Sono state ascoltate tanto le due parti in causa quanto altre persone potenzialmente coinvolte, per un totale di 24 individui tra familiari, amici e tennisti. Dopo oltre 15 mesi, l’LFG ha ultimato le indagini, consegnando all’ATP quanto emerso. Considerata la mancanza di prove sufficienti, così come le dichiarazioni contrastanti di Sharypova, non è stato possibile confermare le accuse di quest’ultima.
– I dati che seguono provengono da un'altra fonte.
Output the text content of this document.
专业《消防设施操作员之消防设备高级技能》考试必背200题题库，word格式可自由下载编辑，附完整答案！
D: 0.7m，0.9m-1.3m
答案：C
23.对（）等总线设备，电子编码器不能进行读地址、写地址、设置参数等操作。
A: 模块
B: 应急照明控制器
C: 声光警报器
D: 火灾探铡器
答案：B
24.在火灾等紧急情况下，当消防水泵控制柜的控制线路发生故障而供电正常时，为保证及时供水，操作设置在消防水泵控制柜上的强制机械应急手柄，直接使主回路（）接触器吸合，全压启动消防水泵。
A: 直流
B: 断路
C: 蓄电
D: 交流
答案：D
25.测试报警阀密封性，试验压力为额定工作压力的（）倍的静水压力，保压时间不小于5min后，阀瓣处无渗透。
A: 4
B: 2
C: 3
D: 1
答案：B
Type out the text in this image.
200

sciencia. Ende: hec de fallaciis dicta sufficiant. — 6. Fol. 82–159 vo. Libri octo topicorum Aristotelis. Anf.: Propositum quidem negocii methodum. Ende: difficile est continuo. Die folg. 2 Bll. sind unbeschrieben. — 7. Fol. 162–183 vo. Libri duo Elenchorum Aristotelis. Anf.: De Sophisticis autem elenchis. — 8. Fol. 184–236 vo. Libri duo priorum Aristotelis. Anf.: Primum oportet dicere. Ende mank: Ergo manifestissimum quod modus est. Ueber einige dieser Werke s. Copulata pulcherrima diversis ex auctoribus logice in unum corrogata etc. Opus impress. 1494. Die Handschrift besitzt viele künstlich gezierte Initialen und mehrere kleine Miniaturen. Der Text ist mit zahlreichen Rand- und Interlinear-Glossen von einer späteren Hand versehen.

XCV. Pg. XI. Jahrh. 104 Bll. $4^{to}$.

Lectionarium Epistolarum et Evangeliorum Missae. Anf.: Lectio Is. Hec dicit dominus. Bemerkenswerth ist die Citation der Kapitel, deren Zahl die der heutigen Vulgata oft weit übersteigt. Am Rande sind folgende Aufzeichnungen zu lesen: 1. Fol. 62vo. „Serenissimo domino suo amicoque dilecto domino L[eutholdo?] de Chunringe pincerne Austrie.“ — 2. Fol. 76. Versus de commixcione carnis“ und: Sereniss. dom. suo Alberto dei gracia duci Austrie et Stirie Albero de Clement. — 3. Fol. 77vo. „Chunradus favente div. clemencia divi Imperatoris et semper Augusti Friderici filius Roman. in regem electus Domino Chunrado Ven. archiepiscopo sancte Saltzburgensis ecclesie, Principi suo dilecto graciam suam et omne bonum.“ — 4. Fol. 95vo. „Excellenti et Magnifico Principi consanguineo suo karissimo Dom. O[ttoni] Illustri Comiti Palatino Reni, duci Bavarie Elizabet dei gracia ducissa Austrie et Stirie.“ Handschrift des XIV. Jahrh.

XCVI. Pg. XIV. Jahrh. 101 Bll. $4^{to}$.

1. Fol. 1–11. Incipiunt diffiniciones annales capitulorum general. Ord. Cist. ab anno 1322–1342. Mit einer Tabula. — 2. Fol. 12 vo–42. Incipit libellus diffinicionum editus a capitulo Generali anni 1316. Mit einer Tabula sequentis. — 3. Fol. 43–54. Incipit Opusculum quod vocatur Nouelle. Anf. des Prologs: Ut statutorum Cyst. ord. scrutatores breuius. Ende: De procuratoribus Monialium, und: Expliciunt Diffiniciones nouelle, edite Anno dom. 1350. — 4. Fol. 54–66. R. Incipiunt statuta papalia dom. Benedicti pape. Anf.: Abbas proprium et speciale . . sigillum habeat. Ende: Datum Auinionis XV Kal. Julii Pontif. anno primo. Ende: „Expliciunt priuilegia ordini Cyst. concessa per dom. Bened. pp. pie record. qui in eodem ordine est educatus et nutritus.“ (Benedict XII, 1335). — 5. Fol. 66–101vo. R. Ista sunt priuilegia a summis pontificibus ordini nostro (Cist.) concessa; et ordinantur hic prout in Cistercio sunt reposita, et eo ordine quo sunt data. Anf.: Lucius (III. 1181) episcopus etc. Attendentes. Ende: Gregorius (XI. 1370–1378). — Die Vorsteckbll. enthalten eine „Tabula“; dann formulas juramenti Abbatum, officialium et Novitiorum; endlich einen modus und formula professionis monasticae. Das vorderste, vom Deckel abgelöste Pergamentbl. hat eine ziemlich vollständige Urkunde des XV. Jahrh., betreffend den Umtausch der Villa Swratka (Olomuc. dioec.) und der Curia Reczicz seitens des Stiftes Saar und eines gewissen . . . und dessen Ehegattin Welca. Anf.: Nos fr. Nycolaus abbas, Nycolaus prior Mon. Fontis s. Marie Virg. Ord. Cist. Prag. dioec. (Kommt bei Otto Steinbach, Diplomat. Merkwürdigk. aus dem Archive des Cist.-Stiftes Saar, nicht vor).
Di conseguenza, l’ATP non prenderà provvedimenti disciplinari contro Alexander Zverev, che ha sempre fermamente negato le accuse e supportato le indagini dell’ATP. Il caso potrebbe comunque essere riaperto nel caso in cui emergessero nuove prove.

Massimo Calvelli, CEO dell’ATP, si è così espresso sulla vicenda: “La serietà e complessità di queste accuse hanno richiesto un’investigazione completa, così come l’intervento di investigatori specializzati. Questo processo ci ha mostrato la necessità di essere ancora più pronti e preparati per queste circostanze. Ci aspetta ancora un lavoro molto importante in futuro”.